Percentage of medicine sold in some countries is bogus: 30

The idea was that at the point of sale there'd be a code on the product. You'd enter that in a mobile device, and up will pop the history and even pictures of the farm. But we realized a big flaw: farmers have to be trained to do the coding. This was not practical.

But picking up a fruit and wanting to know if it is organically grown is similar to picking up a pack of medicine and seeing if it was properly tested and certified. About 2,000 people die every day from counterfeit medicine. So we shifted the idea to pharmaceuticals.

In 2007 we set up a nonprofit organization in Ghana and rolled out a pilot, and the next year Nigerian health officials invited us to replicate the concept there. But we wanted to get to a point where a big company like Sanofi-Aventis would use us. We learned that most companies won't do business with an NGO, so in 2009 we launched mPedigree as a business.
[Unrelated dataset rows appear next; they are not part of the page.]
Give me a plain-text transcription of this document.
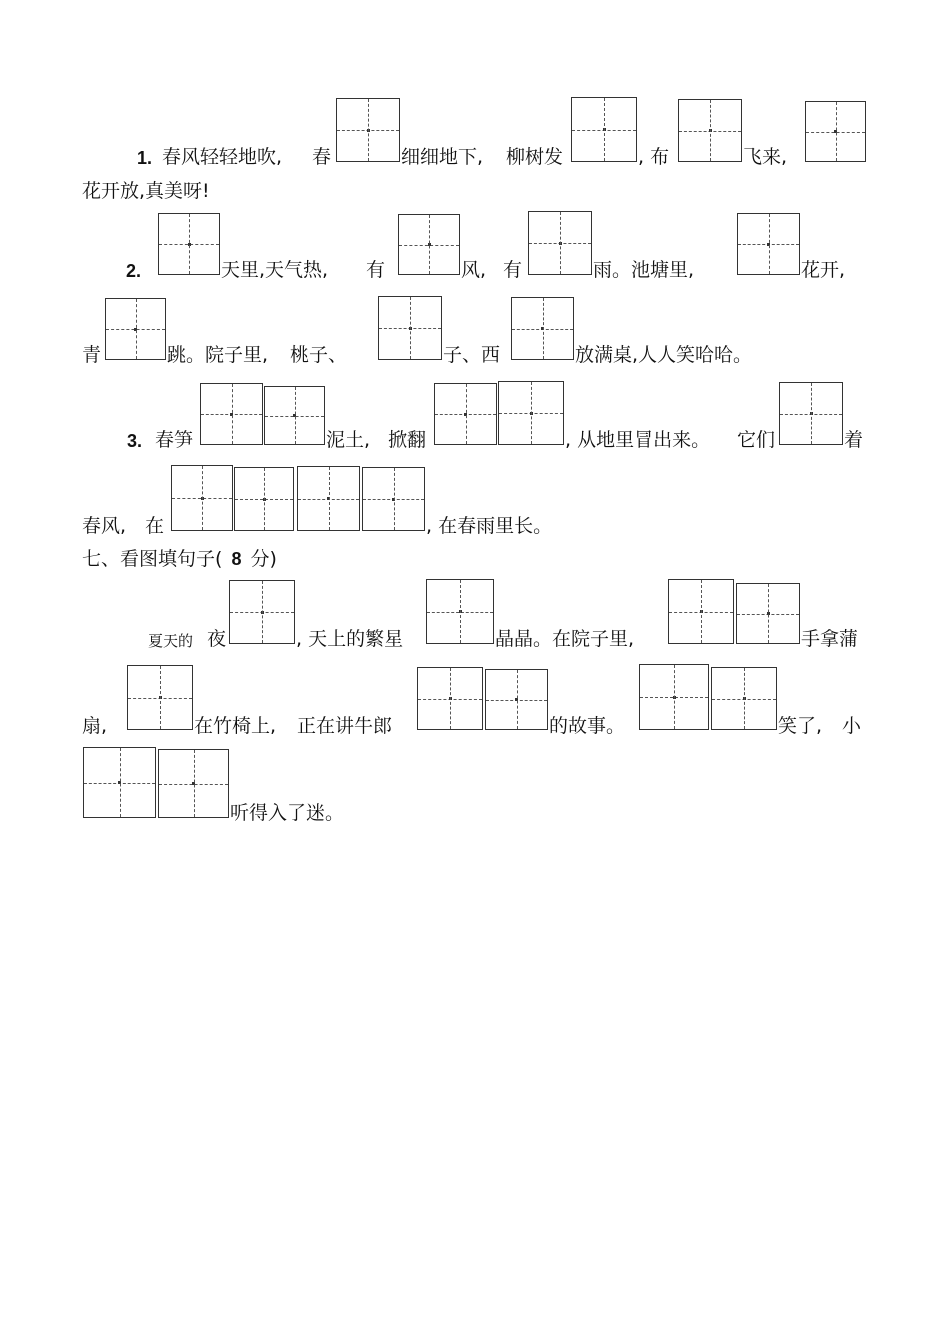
1. 春风轻轻地吹, 春	细细地下, 柳树发	, 布	飞来,
花开放,真美呀!
2.	天里,天气热, 有	风, 有	雨。池塘里,	花开,
青	跳。院子里, 桃子、	子、西	放满桌,人人笑哈哈。
3. 春笋	泥土, 掀翻	, 从地里冒出来。 它们	着
春风, 在	, 在春雨里长。
七、看图填句子( 8 分)
夏天的 夜	, 天上的繁星	晶晶。在院子里,	手拿蒲
扇,	在竹椅上, 正在讲牛郎	的故事。	笑了, 小
听得入了迷。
You can send a free text message and get a reply in a few seconds verifying [that a medicine] is authentic. In addition, distributors and other middlemen can check the codes to verify that the supply has not been compromised. This helped reveal to a major Indian company that there was pilfering at a depot. Genuine antimalarial medicines would be replaced by counterfeits. The shady characters cannot get away with this anymore. If we had not stopped these leakages in the supply chain, they could have put thousands of patients at risk.

The system is used in Ghana, Nigeria, Kenya, and India, with pilots in Uganda, Tanzania, South Africa, and Bangladesh. We've got a relationship with many of the major regional—and a growing number of multinational—pharmas, including Sanofi-Aventis. In Nigeria our codes are on 50 million packs of antimalarial drugs alone, and we have just signed up two Chinese drug makers.

We are now expanding to seeds, cosmetics, and other businesses. And new applications are emerging that we hadn't expected, in the areas of logistics, supply chain management, and marketing. If you send an SMS to check authenticity, you've also given good information about exactly where and when a drug was sold—as well as provided a potential marketing opportunity to dispense coupons. We have built a major platform for supply chains in the developing world. But back at my school, of course, they still remember me as the activist."